Introduction:
Early identification of cardiac decompensation remains critical for improved patient outcomes. Digital phenotypes using real-time electronic health record (EHR) data offer an unbiased method to detect decompensation in at-risk individuals.
Methods:
Phenotypes designed to detect cardiac decompensation and its sequelae were retrospectively evaluated in 108,697 adult patient hospitalizations at a single center from October 2015-August 2018. The 6 phenotypes included hypotension, end organ dysfunction (EOD), hypoperfusion (concomitant hypotension and EOD), escalating vasoactive medication use (vasoactive meds), respiratory decline, and respiratory intervention. Median time from admission to phenotype development was measured in hours. In-hospital mortality and unanticipated ICU transfers were determined across all phenotypes and phenotype combinations.
Results:
Prevalence and time to detection varied across all six phenotypes (Table 1), with EOD found most frequently (35.7%) and detected earliest (3.4h, IQR 0.9-26.2h).
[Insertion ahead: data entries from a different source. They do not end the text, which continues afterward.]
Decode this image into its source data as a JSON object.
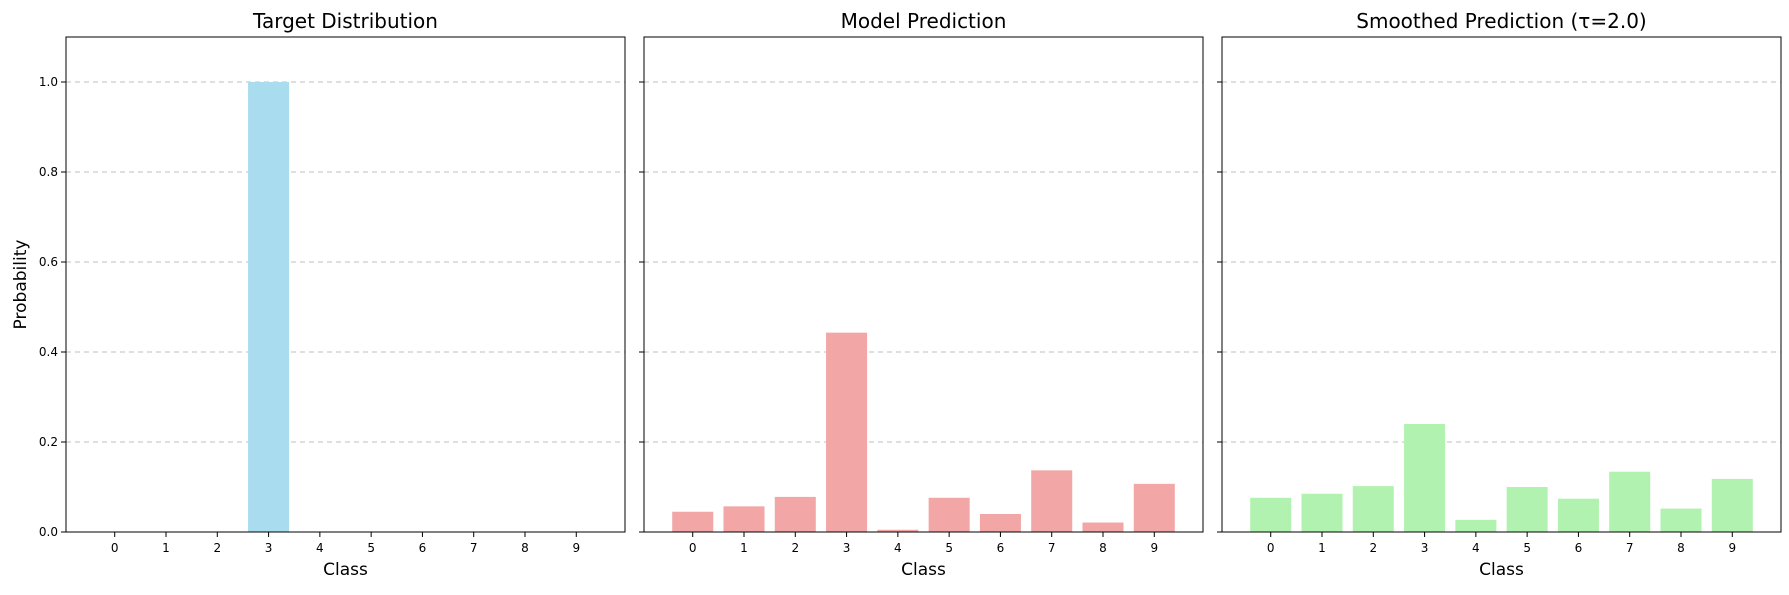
{
  "figure": {
    "shared_ylabel": "Probability"
  },
  "chart_data": [
    {
      "type": "bar",
      "title": "Target Distribution",
      "xlabel": "Class",
      "ylabel": "Probability",
      "categories": [
        "0",
        "1",
        "2",
        "3",
        "4",
        "5",
        "6",
        "7",
        "8",
        "9"
      ],
      "values": [
        0,
        0,
        0,
        1.0,
        0,
        0,
        0,
        0,
        0,
        0
      ],
      "ylim": [
        0,
        1.1
      ],
      "yticks": [
        0.0,
        0.2,
        0.4,
        0.6,
        0.8,
        1.0
      ],
      "ytick_labels": [
        "0.0",
        "0.2",
        "0.4",
        "0.6",
        "0.8",
        "1.0"
      ],
      "grid": "y-dashed",
      "color": "#a9dcee"
    },
    {
      "type": "bar",
      "title": "Model Prediction",
      "xlabel": "Class",
      "categories": [
        "0",
        "1",
        "2",
        "3",
        "4",
        "5",
        "6",
        "7",
        "8",
        "9"
      ],
      "values": [
        0.045,
        0.057,
        0.078,
        0.443,
        0.005,
        0.076,
        0.04,
        0.137,
        0.021,
        0.107
      ],
      "ylim": [
        0,
        1.1
      ],
      "yticks": [
        0.0,
        0.2,
        0.4,
        0.6,
        0.8,
        1.0
      ],
      "grid": "y-dashed",
      "color": "#f2a6a6"
    },
    {
      "type": "bar",
      "title": "Smoothed Prediction (τ=2.0)",
      "xlabel": "Class",
      "categories": [
        "0",
        "1",
        "2",
        "3",
        "4",
        "5",
        "6",
        "7",
        "8",
        "9"
      ],
      "values": [
        0.076,
        0.085,
        0.102,
        0.24,
        0.027,
        0.1,
        0.074,
        0.134,
        0.052,
        0.118
      ],
      "ylim": [
        0,
        1.1
      ],
      "yticks": [
        0.0,
        0.2,
        0.4,
        0.6,
        0.8,
        1.0
      ],
      "grid": "y-dashed",
      "color": "#b2f2b0"
    }
  ]
}
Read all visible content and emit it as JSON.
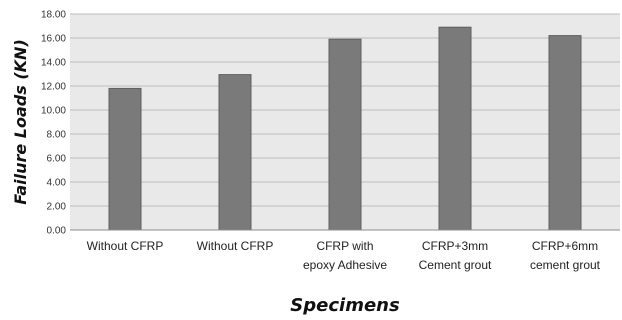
{
  "chart_data": {
    "type": "bar",
    "categories": [
      [
        "Without CFRP"
      ],
      [
        "Without CFRP"
      ],
      [
        "CFRP with",
        "epoxy Adhesive"
      ],
      [
        "CFRP+3mm",
        "Cement grout"
      ],
      [
        "CFRP+6mm",
        "cement grout"
      ]
    ],
    "values": [
      11.8,
      12.95,
      15.9,
      16.9,
      16.2
    ],
    "ylabel": "Failure Loads (KN)",
    "xlabel": "Specimens",
    "ylim": [
      0,
      18
    ],
    "yticks": [
      "0.00",
      "2.00",
      "4.00",
      "6.00",
      "8.00",
      "10.00",
      "12.00",
      "14.00",
      "16.00",
      "18.00"
    ],
    "grid": true,
    "colors": {
      "bar": "#7a7a7a",
      "bar_edge": "#5f5f5f",
      "plot_bg": "#e9e9e9",
      "grid": "#bdbdbd"
    }
  }
}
Among individual phenotypes, patients with hypoperfusion had the highest rates of unanticipated ICU transfer (20.62%) and in-hospital mortality (20.99%). Patients meeting at least one phenotype had a 5.90% ICU transfer rate and 5.04% in-hospital mortality rate, compared to 0.62% mortality and 2.19% ICU transfer rates for patients meeting zero phenotypes. Among the 41 measured phenotype combinations, patients meeting all 6 phenotypes had the highest rates of unanticipated ICU transfer (28.75%) and in-hospital mortality (36.45%).
Conclusions:
Digital phenotypes of decompensation using real-world EHR data identify patients at higher risk of unexpected ICU transfer and in-hospital mortality at early times points in the hospitalization. Further studies will evaluate if implementation of a digital phenotype detection tool can improve care pathways and outcomes.